Hope all is well back in America and wherever else you are! If you feel like sending me a letter, I'd love to hear from any of you (and send pictures of what you're up to nowadays!)! Getting mail is one of the most exciting parts about our weekly town trip. I think airmail stamps are only 78 or 98 cents - and it would make me so happy! :) My address is:
Caitlin Barale c/o Shifarew Asrat
P.O. Box 18
Simien Mountains National Park
Debark, North Gondar

Wednesday, October 5, 2011


Bethlehem and Tidesse and some tiny animals
So today, Tidesse (11) and Bethlehem (3) were over at our house to say hello and hang out for a bit. It's great fun having them over because they always like to do whatever we're doing.
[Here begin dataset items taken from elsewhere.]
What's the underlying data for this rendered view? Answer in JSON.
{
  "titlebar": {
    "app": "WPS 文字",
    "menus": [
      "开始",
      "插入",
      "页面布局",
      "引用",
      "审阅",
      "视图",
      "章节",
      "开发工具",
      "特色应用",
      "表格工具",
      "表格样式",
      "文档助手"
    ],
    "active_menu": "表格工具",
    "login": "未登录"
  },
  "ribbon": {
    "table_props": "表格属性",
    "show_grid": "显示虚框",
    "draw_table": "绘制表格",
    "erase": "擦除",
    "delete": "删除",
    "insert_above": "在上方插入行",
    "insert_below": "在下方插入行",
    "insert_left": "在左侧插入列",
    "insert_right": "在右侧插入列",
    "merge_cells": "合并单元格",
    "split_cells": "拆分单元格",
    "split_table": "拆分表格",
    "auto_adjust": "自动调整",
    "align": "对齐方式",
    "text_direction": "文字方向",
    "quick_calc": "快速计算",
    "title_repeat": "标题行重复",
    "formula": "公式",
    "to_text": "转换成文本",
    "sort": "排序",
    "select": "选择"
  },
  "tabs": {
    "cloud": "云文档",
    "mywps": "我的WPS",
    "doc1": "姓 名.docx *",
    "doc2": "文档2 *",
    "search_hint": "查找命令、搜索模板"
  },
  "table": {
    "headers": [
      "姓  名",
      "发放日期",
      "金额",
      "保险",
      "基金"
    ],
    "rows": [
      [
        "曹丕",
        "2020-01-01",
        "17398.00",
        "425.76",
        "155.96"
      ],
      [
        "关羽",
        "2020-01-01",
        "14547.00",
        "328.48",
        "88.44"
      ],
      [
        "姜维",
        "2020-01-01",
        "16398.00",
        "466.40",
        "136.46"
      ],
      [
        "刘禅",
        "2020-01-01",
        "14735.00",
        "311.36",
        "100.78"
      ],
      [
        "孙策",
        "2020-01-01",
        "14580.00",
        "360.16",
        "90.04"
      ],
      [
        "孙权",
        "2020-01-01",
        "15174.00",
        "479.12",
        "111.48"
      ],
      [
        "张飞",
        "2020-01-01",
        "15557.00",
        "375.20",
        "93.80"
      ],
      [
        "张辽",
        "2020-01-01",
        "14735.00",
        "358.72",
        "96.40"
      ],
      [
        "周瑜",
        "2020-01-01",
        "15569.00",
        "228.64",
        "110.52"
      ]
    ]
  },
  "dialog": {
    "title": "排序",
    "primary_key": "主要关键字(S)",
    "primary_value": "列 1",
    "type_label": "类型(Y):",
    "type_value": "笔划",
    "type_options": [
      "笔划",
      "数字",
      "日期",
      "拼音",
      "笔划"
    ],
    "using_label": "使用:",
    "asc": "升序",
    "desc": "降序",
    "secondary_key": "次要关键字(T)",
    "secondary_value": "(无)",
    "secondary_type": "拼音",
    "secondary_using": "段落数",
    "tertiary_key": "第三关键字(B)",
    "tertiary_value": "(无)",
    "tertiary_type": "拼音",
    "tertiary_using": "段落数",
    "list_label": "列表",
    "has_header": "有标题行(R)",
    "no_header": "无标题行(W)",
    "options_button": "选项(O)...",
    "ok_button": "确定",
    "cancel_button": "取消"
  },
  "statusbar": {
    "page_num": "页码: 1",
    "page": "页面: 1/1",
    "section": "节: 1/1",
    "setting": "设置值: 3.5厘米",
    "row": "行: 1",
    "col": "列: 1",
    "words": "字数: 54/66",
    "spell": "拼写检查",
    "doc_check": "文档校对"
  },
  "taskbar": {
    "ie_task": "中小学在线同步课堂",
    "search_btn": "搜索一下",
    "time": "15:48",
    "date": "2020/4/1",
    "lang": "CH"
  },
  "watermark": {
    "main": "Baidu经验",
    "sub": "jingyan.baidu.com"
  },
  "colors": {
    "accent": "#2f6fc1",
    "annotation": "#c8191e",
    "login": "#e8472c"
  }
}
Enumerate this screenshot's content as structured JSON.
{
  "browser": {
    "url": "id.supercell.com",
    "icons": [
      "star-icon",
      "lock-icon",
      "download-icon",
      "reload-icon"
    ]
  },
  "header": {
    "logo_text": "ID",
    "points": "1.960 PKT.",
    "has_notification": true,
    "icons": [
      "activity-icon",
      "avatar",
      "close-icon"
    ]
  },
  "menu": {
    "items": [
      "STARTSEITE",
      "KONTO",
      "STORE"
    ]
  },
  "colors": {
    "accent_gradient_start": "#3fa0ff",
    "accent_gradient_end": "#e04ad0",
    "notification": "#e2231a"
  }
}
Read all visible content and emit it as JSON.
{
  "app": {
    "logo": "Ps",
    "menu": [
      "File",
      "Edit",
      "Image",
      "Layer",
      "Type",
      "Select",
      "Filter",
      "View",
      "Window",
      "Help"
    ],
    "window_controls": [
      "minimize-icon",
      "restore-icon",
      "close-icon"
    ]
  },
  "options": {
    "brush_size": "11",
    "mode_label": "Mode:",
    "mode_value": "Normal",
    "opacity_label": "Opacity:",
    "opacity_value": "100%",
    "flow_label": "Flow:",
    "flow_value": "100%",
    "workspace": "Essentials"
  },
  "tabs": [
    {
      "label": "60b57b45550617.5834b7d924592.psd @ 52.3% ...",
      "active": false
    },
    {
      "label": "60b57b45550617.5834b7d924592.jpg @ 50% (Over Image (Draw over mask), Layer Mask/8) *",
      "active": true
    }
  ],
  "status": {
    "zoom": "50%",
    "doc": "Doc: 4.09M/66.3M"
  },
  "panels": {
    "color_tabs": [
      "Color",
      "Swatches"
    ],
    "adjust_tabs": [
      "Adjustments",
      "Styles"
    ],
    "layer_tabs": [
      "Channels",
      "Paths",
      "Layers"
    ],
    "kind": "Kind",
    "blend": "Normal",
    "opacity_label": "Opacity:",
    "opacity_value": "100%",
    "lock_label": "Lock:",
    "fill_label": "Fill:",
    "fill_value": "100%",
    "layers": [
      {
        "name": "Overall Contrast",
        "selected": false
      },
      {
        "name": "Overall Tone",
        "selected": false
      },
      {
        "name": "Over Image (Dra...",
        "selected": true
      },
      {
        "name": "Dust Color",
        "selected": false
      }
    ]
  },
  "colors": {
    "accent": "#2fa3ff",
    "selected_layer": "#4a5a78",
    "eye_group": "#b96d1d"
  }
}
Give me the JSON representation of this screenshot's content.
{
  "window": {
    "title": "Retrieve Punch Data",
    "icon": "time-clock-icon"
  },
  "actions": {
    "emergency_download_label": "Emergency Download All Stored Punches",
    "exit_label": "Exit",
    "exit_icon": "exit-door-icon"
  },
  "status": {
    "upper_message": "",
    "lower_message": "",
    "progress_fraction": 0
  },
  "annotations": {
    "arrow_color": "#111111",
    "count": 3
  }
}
Today, for example, Ali had some coconut oil/paste out and was moisturizing her hands. Tidesse and Bethlehem were curious about it, so she let them use some. Tidesse understood what was going on, and rubbed it into her hands, legs and elbows. Bethlehem, on the other hand, just rubbed and rubbed and rubbed until her tiny hands were SUPER oily. Then she started rubbing the oil onto our arms like a little masseuse! Very cute. A little while later, Ali brought out a monkey puppet that she had brought with her from America. The reaction was unexpected - Tidesse RAN out the door and up the driveway screaming because she thought the monkey was real, and Bethlehem just stood there and laughed and laughed! Eventually we got Tidesse to come back to the house and showed her that the puppet wasn't real. Once she figured that out and learned how to control its arms and legs and mouth, the game was on. She wanted to take it up to show her mother, so off on an adventure we went! Her mother, Simay, had quite a few other ladies from the village over for coffee, and they all screamed when they saw the puppet! One even threw a can at it! Tidesse of course thought this was hilarious, and the noise brought the other kids over to Simay's. Every single one of them - boys and girls - saw the monkey, stopped in their tracks, and turned around and ran as fast as they could in the opposite direction!  Tidesse, being the kind older sister she is, started chasing them with the puppet and making monkey noises. Eventually one of the boys got brave enough to come a little closer and then quickly reach out and try to touch it. When he felt the plush fur, he snatched his hand back and ran away again! Eventually all but one of the boys figured out that it wasn't real and then they all wanted a turn to play with it. It was quite a sight seeing everyone from tiny children up to adults and grandparents freak out about a puppet! I can understand though - if you've never seen a puppet before and don't know how it works, it would be pretty scary! It was very funny though.

After the puppet incident, we were invited to stay for coffee at Simay's, then went for tea at another lady's house.  From there, we moved to a nearby field where the grownups, Julie and Ali played soccer and I did gymnastics with the littler kids. They know cartwheels, handstands and somersaults pretty well, and everyone was VERY impressed with my one-handed cartwheel and my ability to walk on my hands. It was really fun to watch them try to imitate me! They were all really excited to see what I could do, and to show me their tricks. We all had a great time. It's so much fun being a part of this community - they really take care of us and treat us like family. We are always included in their games and social activities, and receive more invitations for tea, coffee, beer and supper than we know what to do with! They don't like our food all that much (except the kids when it's sweets like banana bread or cookies) so it's hard to reciprocate, but everyone seems to have a good time. So nice to be part of the group instead of isolated because we are foreigners! They appreciate our feeble attempts at Amharic, are always curious about what we're doing, and seem to honestly enjoy spending time with us. It's wonderful!

That's it for today. We've got a lot of house work to do - inventorying hormone supplies, entering data, updating the demography, etc etc - and have spent the majority of the day relaxing instead of working. oh well!